Secret Symbols: The Chevron & The Freemasons
The chevron in its most basic sense is a V-shaped symbol that today is so ubiquitous that it can be found on anything from architecture, to the badges of military officers, to the local gas station. Unfortunately, however, this omnipresence has served to obscure the origins and meaning of this ancient symbol in a religious context.
In fact, this ambiguousness has not been lost on modern scholars. There is still much debate over which religious sects (if any) can claim ownership of the symbol, and more specifically, how the symbol relates to other so-called ‘secret symbols’, such as the All-Seeing Eye and the Compass. Indeed, Dan Brown was not the first to assert that the Chevron might be a symbol of the secret brotherhood of the Freemasons.
All-Seeing Eye
The symbol of the All-Seeing Eye represents the Supreme Being, and appears to have its origins with both the Hebrew and the Egyptians, who conceived the eye as being a symbol of God’s watchfulness over humanity and the universe as a whole. Indeed, the Egyptians used the symbol to represent Osiris, their most supreme God, using it to decorate all of their temples. In the Book of Proverbs, the meaning of the symbol is made clear when King Solomon says, “The eyes of the Lord are in every place, beholding the evil and the good” (15:3).
Within the context of Freemasonry, the first representations of the All-Seeing Eye seem to have come in 1797 with The Freemasons Monitor when Thomas Smith Webb states,
...and although our thoughts, words and actions, may be hidden from the eyes of man yet that All-Seeing Eye, whom the Sun Moon and Stars obey, and under whose watchful care even comets perform their stupendous revolutions, pervades the inmost recesses of the human heart, and will reward us according to our merits.
The Compass
In addition to the All-Seeing Eye, the symbol of the chevron comes to us in the form of the crossed compass and set-square, a traditional icon of the Freemasons. The tools themselves are meant to symbolize God as an architect of the universe. This idea stems from the platonic philosophy espoused in Timaeus, which the Freemasons have interpreted as Plato’s message of God as the Great Geometrician.

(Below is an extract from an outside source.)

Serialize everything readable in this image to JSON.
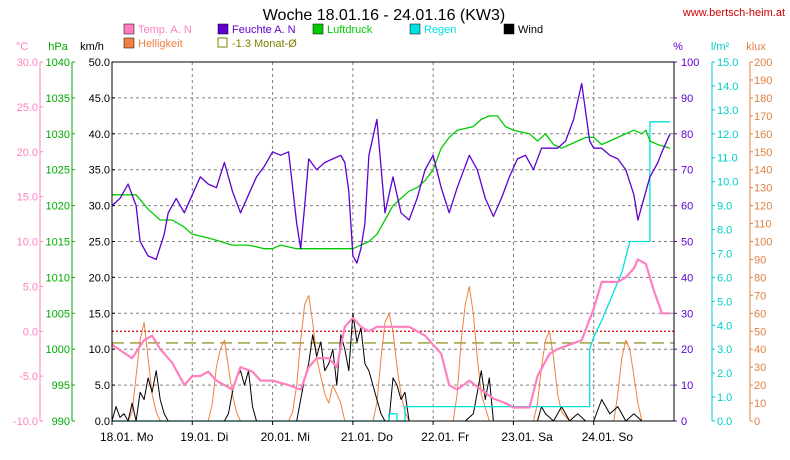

In this way, the compass itself represents the realm of the spiritual, while the square represents the physical. Combined, they form a hexagram, symbolizing the union of earth and heaven, mind and body.
The angle itself has been a point of contention both for Freemasons and non-Freemasons. Whether the measurement of the angle bears any particular significance is as yet undetermined.